Books for the News, History, Law

All other persons

jacket imageThe Constitutional Convention took place from May 14th to September 17th, 1787. The delegates spent much of the early month of August adjourned as the Committee of Detail met to refine previously reached agreements, including the contentious role of slavery, before submitting what became an early draft of the U.S. Constitution. Though ten states had already outlawed the slave trade, three key Southern holdouts (Georgia, North Carolina, and South Carolina) threatened to leave the convention and stall progress if the trade were banned outright.
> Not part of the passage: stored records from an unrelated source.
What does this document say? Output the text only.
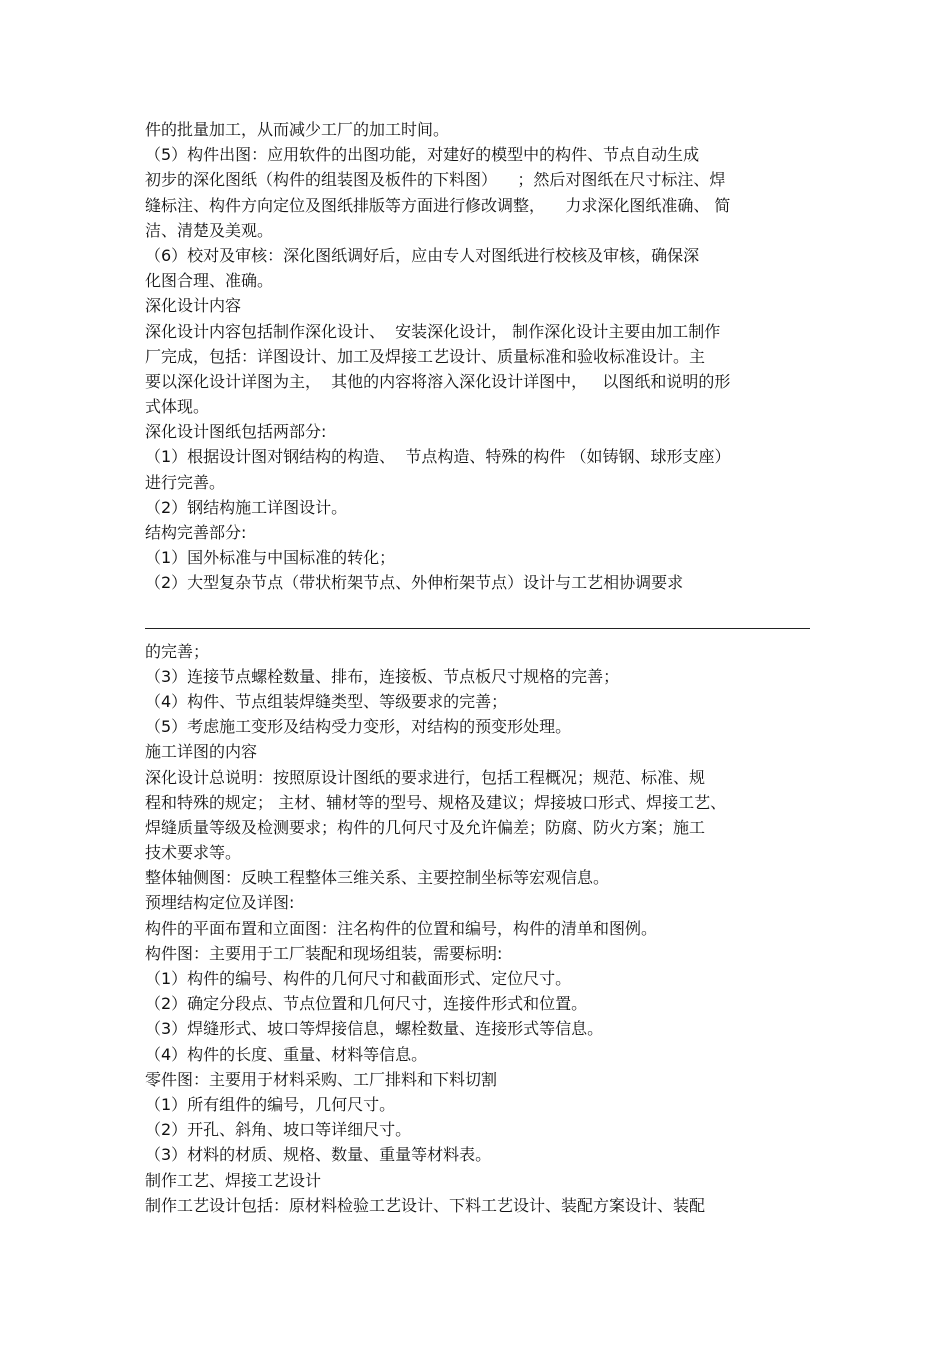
件的批量加工，从而减少工厂的加工时间。
（5）构件出图：应用软件的出图功能，对建好的模型中的构件、节点自动生成
初步的深化图纸（构件的组装图及板件的下料图）    ；然后对图纸在尺寸标注、焊
缝标注、构件方向定位及图纸排版等方面进行修改调整，    力求深化图纸准确、 简
洁、清楚及美观。
（6）校对及审核：深化图纸调好后，应由专人对图纸进行校核及审核，确保深
化图合理、准确。
深化设计内容
深化设计内容包括制作深化设计、  安装深化设计， 制作深化设计主要由加工制作
厂完成，包括：详图设计、加工及焊接工艺设计、质量标准和验收标准设计。主
要以深化设计详图为主，  其他的内容将溶入深化设计详图中，   以图纸和说明的形
式体现。
深化设计图纸包括两部分:
（1）根据设计图对钢结构的构造、  节点构造、特殊的构件 （如铸钢、球形支座）
进行完善。
（2）钢结构施工详图设计。
结构完善部分:
（1）国外标准与中国标准的转化；
（2）大型复杂节点（带状桁架节点、外伸桁架节点）设计与工艺相协调要求
的完善；
（3）连接节点螺栓数量、排布，连接板、节点板尺寸规格的完善；
（4）构件、节点组装焊缝类型、等级要求的完善；
（5）考虑施工变形及结构受力变形，对结构的预变形处理。
施工详图的内容
深化设计总说明：按照原设计图纸的要求进行，包括工程概况；规范、标准、规
程和特殊的规定； 主材、辅材等的型号、规格及建议；焊接坡口形式、焊接工艺、
焊缝质量等级及检测要求；构件的几何尺寸及允许偏差；防腐、防火方案；施工
技术要求等。
整体轴侧图：反映工程整体三维关系、主要控制坐标等宏观信息。
预埋结构定位及详图:
构件的平面布置和立面图：注名构件的位置和编号，构件的清单和图例。
构件图：主要用于工厂装配和现场组装，需要标明:
（1）构件的编号、构件的几何尺寸和截面形式、定位尺寸。
（2）确定分段点、节点位置和几何尺寸，连接件形式和位置。
（3）焊缝形式、坡口等焊接信息，螺栓数量、连接形式等信息。
（4）构件的长度、重量、材料等信息。
零件图：主要用于材料采购、工厂排料和下料切割
（1）所有组件的编号，几何尺寸。
（2）开孔、斜角、坡口等详细尺寸。
（3）材料的材质、规格、数量、重量等材料表。
制作工艺、焊接工艺设计
制作工艺设计包括：原材料检验工艺设计、下料工艺设计、装配方案设计、装配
Ultimately, delegates instead ratified the Three-Fifths compromise (Article 1, Section 2, Paragraph 3 of the Constitution), which created this federal ratio in order to assess slaves (“all other persons”) as three-fifths of their actual number for purposes of representation in the House and Senate.
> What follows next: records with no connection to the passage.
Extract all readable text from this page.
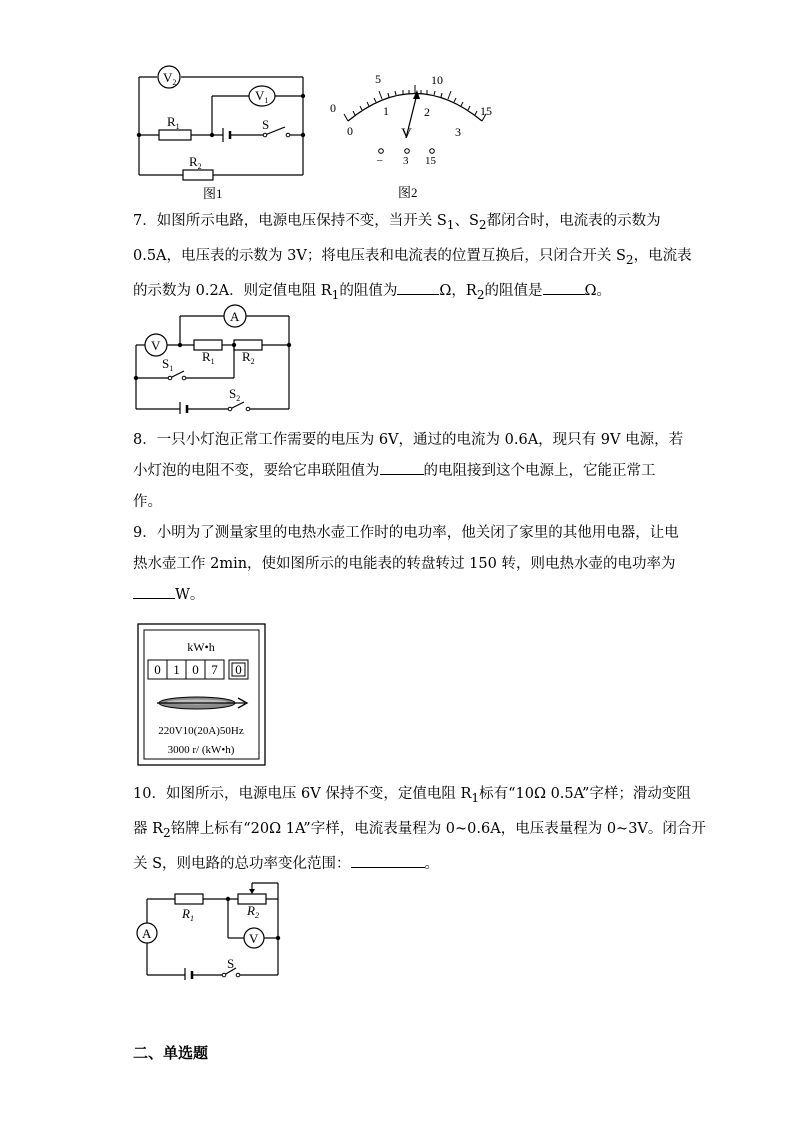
$V_2$
$V_1$
$R_1$
$R_2$
S
图1
0
5	10
15
0
1	2
3
V
– 3 15
图2
7．如图所示电路，电源电压保持不变，当开关 $S_1$、$S_2$都闭合时，电流表的示数为
0.5A，电压表的示数为 3V；将电压表和电流表的位置互换后，只闭合开关 $S_2$，电流表
的示数为 0.2A．则定值电阻 $R_1$的阻值为	Ω，$R_2$的阻值是	Ω。
A
V
$R_1$ $R_2$
$S_1$
$S_2$
8．一只小灯泡正常工作需要的电压为 6V，通过的电流为 0.6A，现只有 9V 电源，若
小灯泡的电阻不变，要给它串联阻值为	的电阻接到这个电源上，它能正常工
作。
9．小明为了测量家里的电热水壶工作时的电功率，他关闭了家里的其他用电器，让电
热水壶工作 2min，使如图所示的电能表的转盘转过 150 转，则电热水壶的电功率为
W。
kW•h
0 1 0 7 0
220V10(20A)50Hz
3000 r/ (kW•h)
10．如图所示，电源电压 6V 保持不变，定值电阻 $R_1$标有“10Ω 0.5A”字样；滑动变阻
器 $R_2$铭牌上标有“20Ω 1A”字样，电流表量程为 0~0.6A，电压表量程为 0~3V。闭合开
关 S，则电路的总功率变化范围：	。
A	V
$R_1$
$R_2$
S
二、单选题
In A Slaveholders’ Union: Slavery, Politics, and the Constitution in the Early American Republic, George W. Van Cleve judiciously demonstrates that this Constitution was pro-slavery in its politics, its economics, and its law. Framing the development of a strong federal republic around the allegiance of the Southern states, A Slaveholders’ Union establishes this long-term protection of slavery as the consequence of Southern participation in the fledgling Union.
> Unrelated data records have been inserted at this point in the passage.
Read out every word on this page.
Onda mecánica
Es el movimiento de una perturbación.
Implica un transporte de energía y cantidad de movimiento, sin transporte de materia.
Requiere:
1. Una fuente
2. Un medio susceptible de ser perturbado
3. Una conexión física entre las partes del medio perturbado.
Pulitzer Prize-winner Annette Gordon-Reed, in assessing the book’s attempt to bring slavery back to the fore of early American political life, commended Van Cleve’s “dazzling addition to scholarship” and noted that no other historian “has made this point so clearly and with so much evidence and strong analysis to back it up.” No faint praise, but just this past month, Library Journal furthered the accolades and named A Slaveholders’ Union one of its top twenty bestsellers this past year in Politics and Law.
For anyone with an interest in the dark past at the foundation of our early American republic or with a passion for the intertwined interests at the core of our constitutional development, A Slaveholders’ Union is one historical analysis not to be missed.